Le bon retrait, ça demande du temps : un coton imbibé de dissolvant, du papier aluminium, une dizaine de minutes d’attente, et ensuite on retire délicatement. Pas de raccourci possible sur cette étape-là.
L’enchaînement sans pause
Quand on enchaîne les manucures semi-permanentes sans repos ni soins des ongles entre deux poses, des rougeurs, inflammations et réactions allergiques peuvent apparaître.
L’ongle a besoin de temps pour récupérer entre deux poses. On recommande d’attendre une à deux semaines entre chaque manucure semi-permanente, le temps de nourrir et d’hydrater la plaque avant de recommencer.
Et les lampes UV, faut-il vraiment s’en inquiéter ?
Là, il y a un point dont on parle peu et qui mérite d’être mentionné. Qu’elles soient à néons ou LED, ces lampes émettent principalement des rayons UVA, qui pénètrent profondément dans le derme, endommagent l’ADN cellulaire et accélèrent le vieillissement cutané des mains.
Ce n’est pas une raison de paniquer ou de bannir le semi-permanent de votre vie. Mais c’est une bonne raison d’adopter un réflexe simple. L’application d’une crème solaire ou le port de gants anti-UV laissant dépasser seulement l’ongle est vivement recommandé avant l’exposition.
Perso, j’ai pris l’habitude de le proposer systématiquement en cabine, et très peu de clientes le savent avant que je leur en parle.
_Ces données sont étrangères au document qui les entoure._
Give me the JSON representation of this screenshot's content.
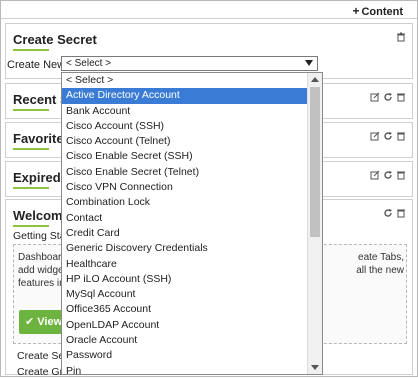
{
  "header": {
    "add_content_label": "Content",
    "plus": "+"
  },
  "widgets": {
    "create_secret": {
      "title": "Create Secret",
      "create_new_label": "Create New",
      "selected_value": "< Select >"
    },
    "recent": {
      "title": "Recent Secrets"
    },
    "favorites": {
      "title": "Favorite Secrets"
    },
    "expired": {
      "title": "Expired Secrets"
    },
    "welcome": {
      "title": "Welcome",
      "subtitle": "Getting Started",
      "text_line1": "Dashboard",
      "text_line1_right": "eate Tabs,",
      "text_line2": "add widget",
      "text_line2_right": "all the new",
      "text_line3": "features in",
      "view_button": "View",
      "below1": "Create Sec",
      "below2": "Create Gro"
    }
  },
  "dropdown": {
    "selected_index": 1,
    "options": [
      "< Select >",
      "Active Directory Account",
      "Bank Account",
      "Cisco Account (SSH)",
      "Cisco Account (Telnet)",
      "Cisco Enable Secret (SSH)",
      "Cisco Enable Secret (Telnet)",
      "Cisco VPN Connection",
      "Combination Lock",
      "Contact",
      "Credit Card",
      "Generic Discovery Credentials",
      "Healthcare",
      "HP iLO Account (SSH)",
      "MySql Account",
      "Office365 Account",
      "OpenLDAP Account",
      "Oracle Account",
      "Password",
      "Pin"
    ]
  },
  "colors": {
    "accent": "#8cc43f",
    "selection": "#3a7bd5",
    "button": "#6db33f"
  }
}
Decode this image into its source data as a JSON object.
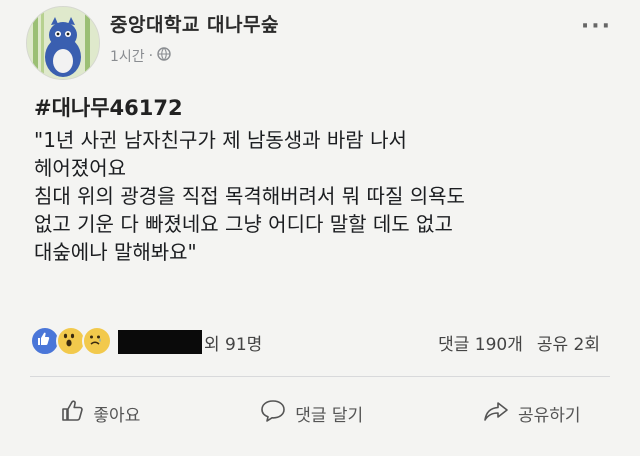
{
  "post": {
    "page_name": "중앙대학교 대나무숲",
    "time": "1시간",
    "separator": "·",
    "privacy_icon": "globe-icon",
    "hashtag": "#대나무46172",
    "lines": [
      "\"1년 사귄 남자친구가 제 남동생과 바람 나서",
      "헤어졌어요",
      "침대 위의 광경을 직접 목격해버려서 뭐 따질 의욕도",
      "없고 기운 다 빠졌네요 그냥 어디다 말할 데도 없고",
      "대숲에나 말해봐요\""
    ]
  },
  "reactions": {
    "icons": [
      "like-icon",
      "wow-icon",
      "sad-icon"
    ],
    "count_text": "외 91명",
    "comments": "댓글 190개",
    "shares": "공유 2회"
  },
  "actions": {
    "like": "좋아요",
    "comment": "댓글 달기",
    "share": "공유하기"
  },
  "colors": {
    "like": "#4a76d8",
    "reaction_yellow": "#f2c94c",
    "redaction": "#0a0a0a"
  }
}
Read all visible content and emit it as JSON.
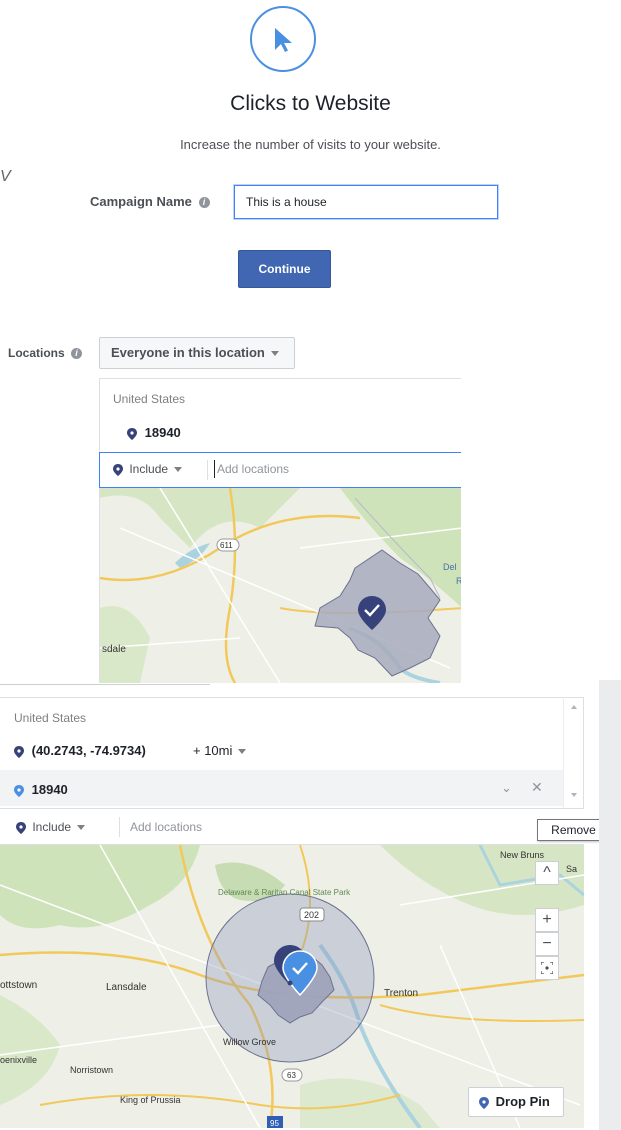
{
  "header": {
    "icon": "cursor-arrow-icon",
    "title": "Clicks to Website",
    "subtitle": "Increase the number of visits to your website.",
    "left_fragment": "V"
  },
  "campaign": {
    "label": "Campaign Name",
    "info_icon": "i",
    "value": "This is a house",
    "continue_label": "Continue"
  },
  "panel1": {
    "locations_label": "Locations",
    "audience_dropdown": "Everyone in this location",
    "country": "United States",
    "location": "18940",
    "include_label": "Include",
    "add_placeholder": "Add locations",
    "map_labels": [
      "611",
      "sdale",
      "Del",
      "R"
    ]
  },
  "panel2": {
    "country": "United States",
    "coordinate": "(40.2743, -74.9734)",
    "radius": "+ 10mi",
    "zip": "18940",
    "include_label": "Include",
    "add_placeholder": "Add locations",
    "tooltip": "Remove",
    "map_labels": {
      "new_brunswick": "New Bruns",
      "sa": "Sa",
      "park": "Delaware & Raritan Canal State Park",
      "route_202": "202",
      "ottstown": "ottstown",
      "lansdale": "Lansdale",
      "trenton": "Trenton",
      "willow_grove": "Willow Grove",
      "phoenixville": "oenixville",
      "norristown": "Norristown",
      "king_of_prussia": "King of Prussia",
      "route_63": "63",
      "route_95": "95"
    },
    "drop_pin_label": "Drop Pin",
    "zoom_in": "+",
    "zoom_out": "−"
  },
  "colors": {
    "accent": "#4267b2",
    "focus": "#4080ff",
    "pin_dark": "#37417a",
    "pin_light": "#4a90e2",
    "radius_fill": "#a7afc4"
  }
}
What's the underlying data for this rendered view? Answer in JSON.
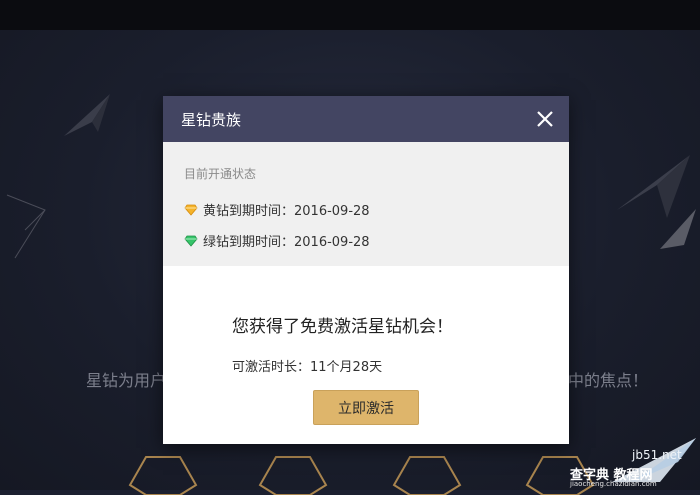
{
  "background": {
    "slogan_left": "星钻为用户",
    "slogan_right": "中的焦点！"
  },
  "dialog": {
    "title": "星钻贵族",
    "close_icon": "close-icon",
    "status": {
      "label": "目前开通状态",
      "yellow": {
        "icon": "yellow-diamond-icon",
        "text": "黄钻到期时间：2016-09-28",
        "color": "#f0a51a"
      },
      "green": {
        "icon": "green-diamond-icon",
        "text": "绿钻到期时间：2016-09-28",
        "color": "#2bb35a"
      }
    },
    "headline": "您获得了免费激活星钻机会！",
    "duration": "可激活时长：11个月28天",
    "activate_label": "立即激活"
  },
  "watermark": {
    "line1": "jb51.net",
    "line2": "查字典 教程网",
    "line3": "jiaocheng.chazidian.com"
  },
  "colors": {
    "header": "#434562",
    "button": "#deb56b",
    "status_bg": "#f0f0f0"
  }
}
Les ongles déjà fragilisés : un cas à part
Le vernis semi-permanent peut abîmer les ongles si ces derniers sont déjà fragilisés et en mauvaise santé. Il est fortement déconseillé de poser du vernis semi-permanent si vous avez des ongles mous, cassants et qui ont tendance à se dédoubler.
Et pour les ongles malades, mycoses, psoriasis unguéal ou infections, la règle est simple : ces derniers devront être soignés avant d’être manucurés. Vouloir cacher et dissimuler des ongles détériorés en appliquant du vernis semi-permanent ne fera qu’empirer leur état.
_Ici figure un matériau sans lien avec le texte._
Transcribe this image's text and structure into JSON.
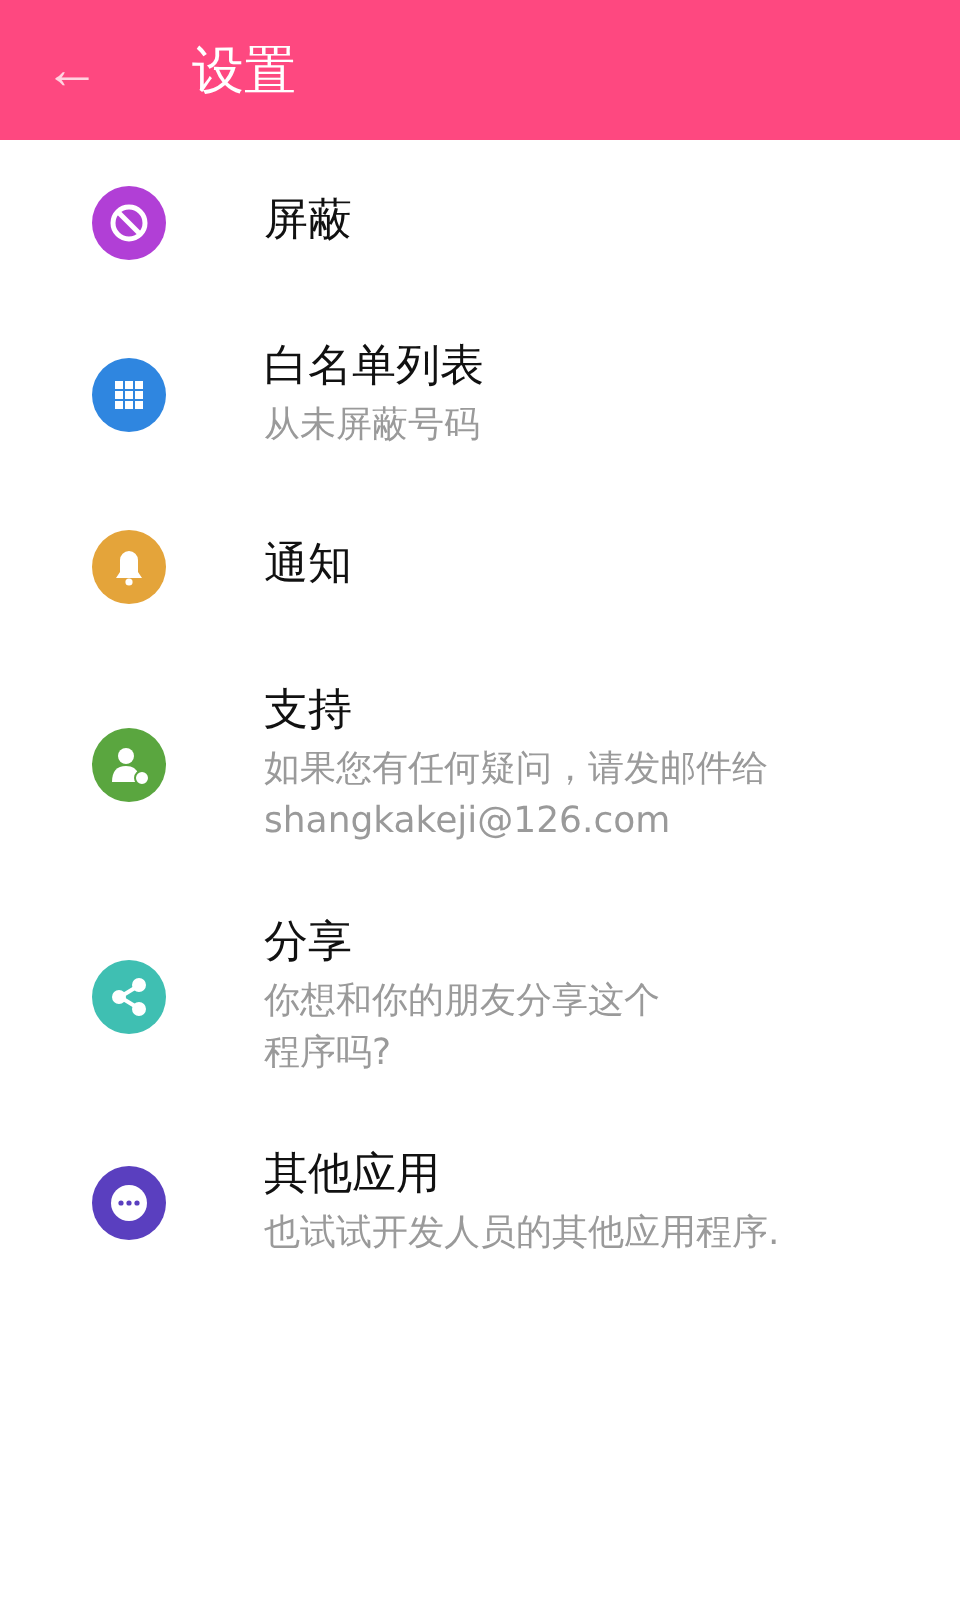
{
  "app_bar": {
    "back_icon": "←",
    "title": "设置"
  },
  "items": [
    {
      "kind": "block",
      "color": "#b13fd6",
      "title": "屏蔽"
    },
    {
      "kind": "grid",
      "color": "#2f86e0",
      "title": "白名单列表",
      "subtitle": "从未屏蔽号码"
    },
    {
      "kind": "bell",
      "color": "#e4a43a",
      "title": "通知"
    },
    {
      "kind": "support",
      "color": "#5aa63f",
      "title": "支持",
      "subtitle": "如果您有任何疑问，请发邮件给shangkakeji@126.com"
    },
    {
      "kind": "share",
      "color": "#3fbfb2",
      "title": "分享",
      "subtitle": "你想和你的朋友分享这个程序吗?"
    },
    {
      "kind": "more",
      "color": "#5a3fbf",
      "title": "其他应用",
      "subtitle": "也试试开发人员的其他应用程序."
    }
  ]
}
Comment garder des ongles sains avec du semi-permanent
Voici les gestes qui font vraiment la différence au quotidien.
- Faites retirer votre semi-permanent par une professionnelle, ou suivez scrupuleusement la technique du papier aluminium à la maison
- Ne décollez jamais le vernis à la main, même quand le bout commence à se soulever
- Appliquez une huile de cuticules tous les soirs, même avec le semi-permanent en place
- Respectez une pause d’une à deux semaines entre chaque pose, surtout après plusieurs mois consécutifs de semi-permanent
- Appliquez une crème solaire sur la peau des mains avant de passer sous la lampe UV ou LED
- Choisissez des produits conformes aux réglementations européennes, et méfiez-vous des kits très bon marché vendus en ligne
| Ce qui abîme vraiment l’ongle | Ce qui protège l’ongle |
|---|---|
| Ponçage trop agressif à la pose | Préparation légère, ciblée |
| Décollement ou grattage du vernis | Retrait au dissolvant, avec papier aluminium |
| Poses enchaînées sans pause | Pause de 1 à 2 semaines entre deux poses |
| Produits non conformes ou kits pas chers | Produits certifiés, conformes aux normes UE |
| Exposition aux UVA sans protection | Crème solaire ou gants anti-UV avant catalyse |
Mon petit conseil de pro sur ce sujet
Si vos ongles ressortent mous ou striés après un retrait, ne posez pas immédiatement une nouvelle couche de semi-permanent par-dessus. Laissez l’ongle respirer quelques jours, hydratez avec une huile riche, et posez éventuellement une base fortifiante sans vernis coloré. C’est ce que je conseille à toutes mes clientes qui arrivent avec des ongles abîmés : la solution n’est jamais de recouvrir le problème, mais de le régler d’abord.
Le semi-permanent reste une excellente technique, pratique et jolie. Il suffit de bien s’en occuper.